The insurance companies (foolishly?) expected lots more young and healthy enrollees to be forced into their herd (to be shorn at will) boosted by lots of federal subsidy money but that is not panning out. What was more likely to happen is that more older and sicker folks will be buying insurance only when they feel that they will need expensive care - they can not be denied coverage or charged higher premiums based on most actuarial risk factors (aka pre-existing conditions).
What good is insurance if you have no assets to protect and can't afford the co-pay or deductible anyway? I can be certified as disabled (for Medicaid billing purposes) fairly easily if I become too injured/ill to work and no ER can turn me away. The other care that I need I simply pay for out of pocket (20% discount for cash) for less than the insurance co-pay amount in most cases.

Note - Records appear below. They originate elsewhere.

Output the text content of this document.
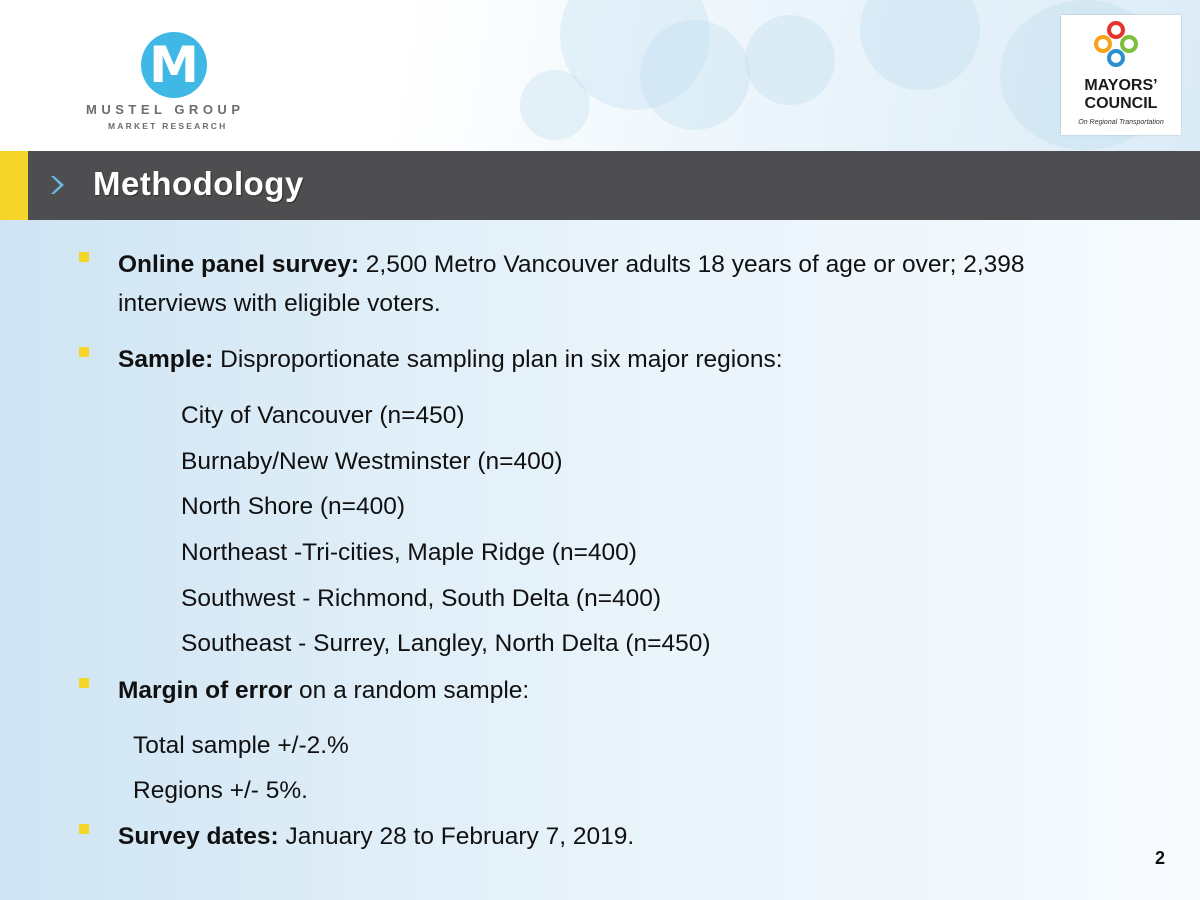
M
MUSTEL GROUP
MARKET RESEARCH
MAYORS’
COUNCIL
On Regional Transportation
Methodology
Online panel survey: 2,500 Metro Vancouver adults 18 years of age or over; 2,398
interviews with eligible voters.
Sample: Disproportionate sampling plan in six major regions:
City of Vancouver (n=450)
Burnaby/New Westminster (n=400)
North Shore (n=400)
Northeast -Tri-cities, Maple Ridge (n=400)
Southwest - Richmond, South Delta (n=400)
Southeast - Surrey, Langley, North Delta (n=450)
Margin of error on a random sample:
Total sample +/-2.%
Regions +/- 5%.
Survey dates: January 28 to February 7, 2019.
2
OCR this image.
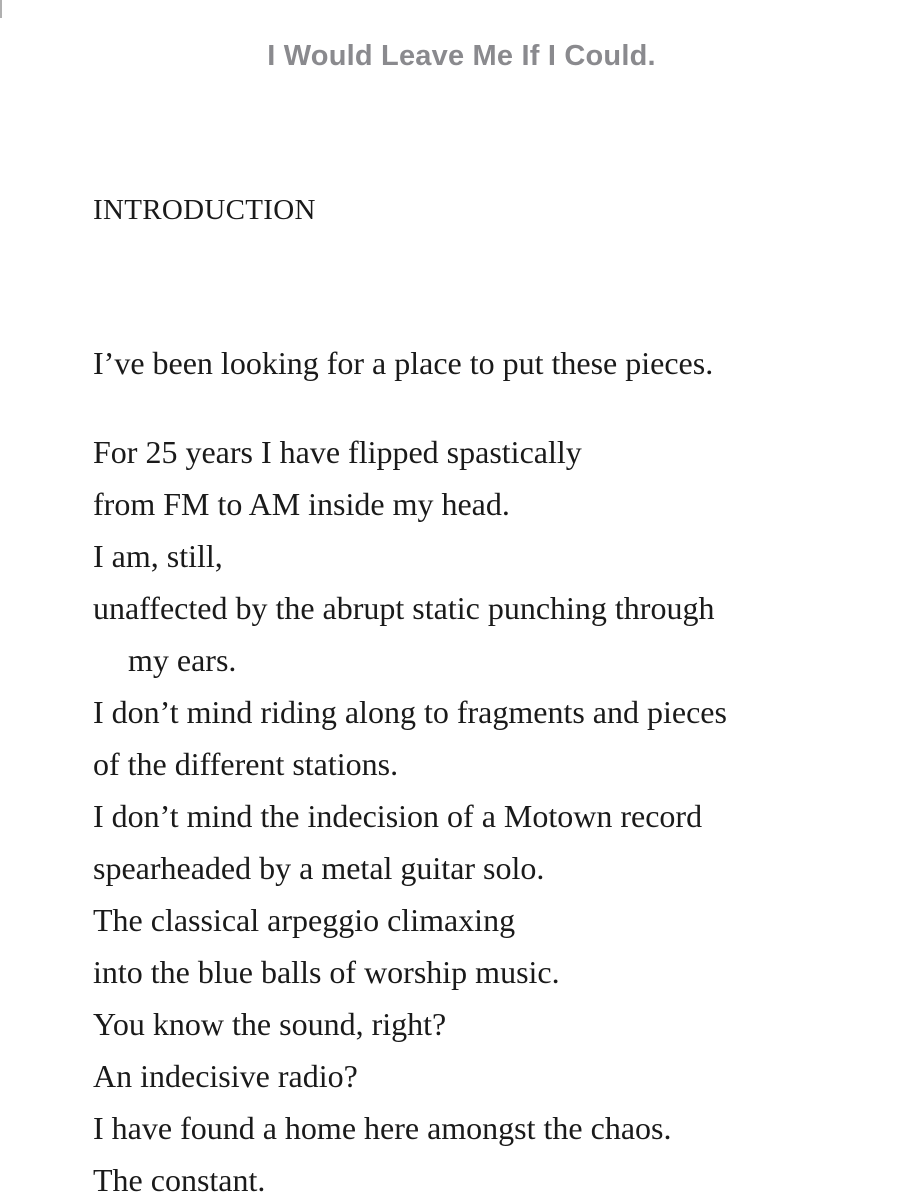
I Would Leave Me If I Could.
INTRODUCTION
I’ve been looking for a place to put these pieces.
For 25 years I have flipped spastically
from FM to AM inside my head.
I am, still,
unaffected by the abrupt static punching through
my ears.
I don’t mind riding along to fragments and pieces
of the different stations.
I don’t mind the indecision of a Motown record
spearheaded by a metal guitar solo.
The classical arpeggio climaxing
into the blue balls of worship music.
You know the sound, right?
An indecisive radio?
I have found a home here amongst the chaos.
The constant.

Less care for fewer and fewer | Physicians for a National Health Program
I read an article recently that part of the problem with poor people who qualify for subsidies and get a policy is that they don't use it, because they can't afford the copays or deductibles.
And of those who are insured, many are called insured, but they are really underinsured, with very high deductibles and out of pocket limits. The spin is now "well, people have to have skin in the game, or they'll run to the dr for no good reason." That's spin. "Skin in the game" for poor people is $10 or $20, not $6,000.